I don’t know if enraged is the right word, angered and baffled might be right. I came over a small crest in the road. Three cars are coming at me, 150 or so feet away about 50 meters. There’s an idiot guy in an SUV behind me, tailgaiting. He goes to pass me, and he wasn’t going to stop. There is no way he’s going to pull this off. I wish I had my gun.
The YouTube video showing a jerk throwing a puppy over a cliff… And some people who keep telling me to see a dr. when I already am. I only get 5 – 15 minutes per two months. I will need to save to see a psychologist for $150 an hour.

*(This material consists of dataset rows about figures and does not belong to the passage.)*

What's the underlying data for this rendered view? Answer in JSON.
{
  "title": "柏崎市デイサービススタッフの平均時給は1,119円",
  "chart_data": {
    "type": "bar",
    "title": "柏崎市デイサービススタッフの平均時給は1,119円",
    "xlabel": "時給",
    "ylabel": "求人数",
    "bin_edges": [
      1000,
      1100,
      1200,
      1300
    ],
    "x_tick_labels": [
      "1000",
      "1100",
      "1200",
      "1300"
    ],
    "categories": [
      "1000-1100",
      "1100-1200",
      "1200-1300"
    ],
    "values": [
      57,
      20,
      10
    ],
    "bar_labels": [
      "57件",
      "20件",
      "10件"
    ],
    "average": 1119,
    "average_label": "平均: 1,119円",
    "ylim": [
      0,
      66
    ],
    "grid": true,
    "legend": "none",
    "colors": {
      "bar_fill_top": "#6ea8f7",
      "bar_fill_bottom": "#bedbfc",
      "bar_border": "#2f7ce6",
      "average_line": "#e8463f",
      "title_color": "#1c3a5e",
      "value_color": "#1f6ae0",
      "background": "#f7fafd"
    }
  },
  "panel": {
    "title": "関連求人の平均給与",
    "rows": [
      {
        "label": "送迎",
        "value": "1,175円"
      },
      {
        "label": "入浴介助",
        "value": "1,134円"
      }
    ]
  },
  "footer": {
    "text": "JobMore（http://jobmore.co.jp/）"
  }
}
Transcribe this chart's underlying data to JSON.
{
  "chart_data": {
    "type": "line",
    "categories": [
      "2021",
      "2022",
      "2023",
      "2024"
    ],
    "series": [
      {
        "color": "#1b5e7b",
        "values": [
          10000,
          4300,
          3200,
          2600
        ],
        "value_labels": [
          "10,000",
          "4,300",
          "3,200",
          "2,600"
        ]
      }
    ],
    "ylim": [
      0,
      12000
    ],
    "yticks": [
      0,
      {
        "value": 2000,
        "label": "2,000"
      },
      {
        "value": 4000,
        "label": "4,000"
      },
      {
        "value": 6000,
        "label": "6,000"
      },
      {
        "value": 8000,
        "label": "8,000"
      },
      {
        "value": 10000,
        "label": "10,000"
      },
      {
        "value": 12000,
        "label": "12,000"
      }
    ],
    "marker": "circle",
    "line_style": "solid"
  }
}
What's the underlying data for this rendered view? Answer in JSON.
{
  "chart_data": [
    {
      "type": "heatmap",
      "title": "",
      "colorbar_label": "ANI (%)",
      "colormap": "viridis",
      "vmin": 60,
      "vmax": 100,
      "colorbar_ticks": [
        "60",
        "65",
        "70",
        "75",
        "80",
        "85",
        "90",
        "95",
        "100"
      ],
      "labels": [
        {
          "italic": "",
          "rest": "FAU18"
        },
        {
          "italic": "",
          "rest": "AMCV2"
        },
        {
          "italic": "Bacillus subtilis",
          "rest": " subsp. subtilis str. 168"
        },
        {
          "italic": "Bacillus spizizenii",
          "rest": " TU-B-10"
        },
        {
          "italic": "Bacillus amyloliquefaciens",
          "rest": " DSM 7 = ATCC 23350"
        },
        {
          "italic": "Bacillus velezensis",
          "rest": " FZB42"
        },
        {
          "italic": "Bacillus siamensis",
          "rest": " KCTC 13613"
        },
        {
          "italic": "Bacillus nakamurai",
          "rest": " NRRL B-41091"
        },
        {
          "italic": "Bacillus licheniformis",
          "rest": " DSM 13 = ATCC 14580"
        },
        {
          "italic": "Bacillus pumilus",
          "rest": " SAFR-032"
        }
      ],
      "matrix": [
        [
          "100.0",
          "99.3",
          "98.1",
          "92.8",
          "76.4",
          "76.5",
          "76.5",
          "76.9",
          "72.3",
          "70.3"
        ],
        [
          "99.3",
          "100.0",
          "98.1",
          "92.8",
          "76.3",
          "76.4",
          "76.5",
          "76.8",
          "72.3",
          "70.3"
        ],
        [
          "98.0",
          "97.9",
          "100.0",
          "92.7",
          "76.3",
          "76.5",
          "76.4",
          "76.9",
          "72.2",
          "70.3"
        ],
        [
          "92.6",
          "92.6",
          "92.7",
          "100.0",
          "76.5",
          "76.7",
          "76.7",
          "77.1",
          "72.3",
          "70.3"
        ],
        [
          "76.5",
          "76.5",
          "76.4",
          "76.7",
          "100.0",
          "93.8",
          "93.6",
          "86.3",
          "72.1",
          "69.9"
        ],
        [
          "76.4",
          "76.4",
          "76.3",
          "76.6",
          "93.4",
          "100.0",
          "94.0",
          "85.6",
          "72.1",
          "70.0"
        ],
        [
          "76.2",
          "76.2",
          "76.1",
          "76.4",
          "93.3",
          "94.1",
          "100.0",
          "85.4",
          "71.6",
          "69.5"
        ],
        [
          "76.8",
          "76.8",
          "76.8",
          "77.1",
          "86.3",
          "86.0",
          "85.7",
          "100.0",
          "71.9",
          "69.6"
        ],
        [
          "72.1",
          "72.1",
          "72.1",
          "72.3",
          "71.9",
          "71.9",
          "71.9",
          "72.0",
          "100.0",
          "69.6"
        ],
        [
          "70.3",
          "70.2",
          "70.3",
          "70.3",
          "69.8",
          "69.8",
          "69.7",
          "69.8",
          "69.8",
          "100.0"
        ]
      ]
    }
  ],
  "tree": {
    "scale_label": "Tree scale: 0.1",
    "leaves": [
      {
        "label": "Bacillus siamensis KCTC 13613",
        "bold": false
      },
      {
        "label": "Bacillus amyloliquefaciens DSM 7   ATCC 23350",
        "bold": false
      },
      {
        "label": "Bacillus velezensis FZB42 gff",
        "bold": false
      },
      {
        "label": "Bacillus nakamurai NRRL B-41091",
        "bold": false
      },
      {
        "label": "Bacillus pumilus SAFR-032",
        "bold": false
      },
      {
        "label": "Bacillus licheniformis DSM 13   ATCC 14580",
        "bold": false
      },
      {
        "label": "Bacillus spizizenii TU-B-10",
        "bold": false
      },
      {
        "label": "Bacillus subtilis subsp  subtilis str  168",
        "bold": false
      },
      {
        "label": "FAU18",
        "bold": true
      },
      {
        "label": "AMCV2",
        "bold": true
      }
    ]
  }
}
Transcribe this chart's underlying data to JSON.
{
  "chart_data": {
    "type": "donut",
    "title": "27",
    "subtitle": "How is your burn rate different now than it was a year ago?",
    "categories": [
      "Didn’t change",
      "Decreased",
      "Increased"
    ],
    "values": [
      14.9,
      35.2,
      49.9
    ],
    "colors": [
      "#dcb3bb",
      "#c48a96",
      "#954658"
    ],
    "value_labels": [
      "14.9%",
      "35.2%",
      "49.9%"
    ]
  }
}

That my government returned 41 asylum seekers to Sri Lanka, the country they had originally escaped from. Made me feel disgusted and ashamed. Another 153 asylum seekers are now the subject of a legal battle, while the government and lawyers argue about whether they can be returned or what to do with them.
I am currently enraged by the “Separatists” handling of the people that were killed. Whether by some overeager, stupid assistant field marshal assuming the worst of the plane’s intent or with the full knowledge that it was a passenger aircraft, they demonstrate their callous disregard of those outside the cadre. They are a street gang on steroids with alcohol and, courtesy of Russia, dangerous toys.
I’m not easily angered. I’d rather not mention the reason that I was last angry, but I remember actually telling this person that I hated them. I thought I hated people before, but I was wrong. This is hate.
My heart raced, when I said it. I didn’t want to allow myself the feel that way, but I still plunged deeper into my anger. My eyes closed, and I allowed my blood to boil, until a sinister smirk crossed my face. My heart rallied against my ribcage. This is hate.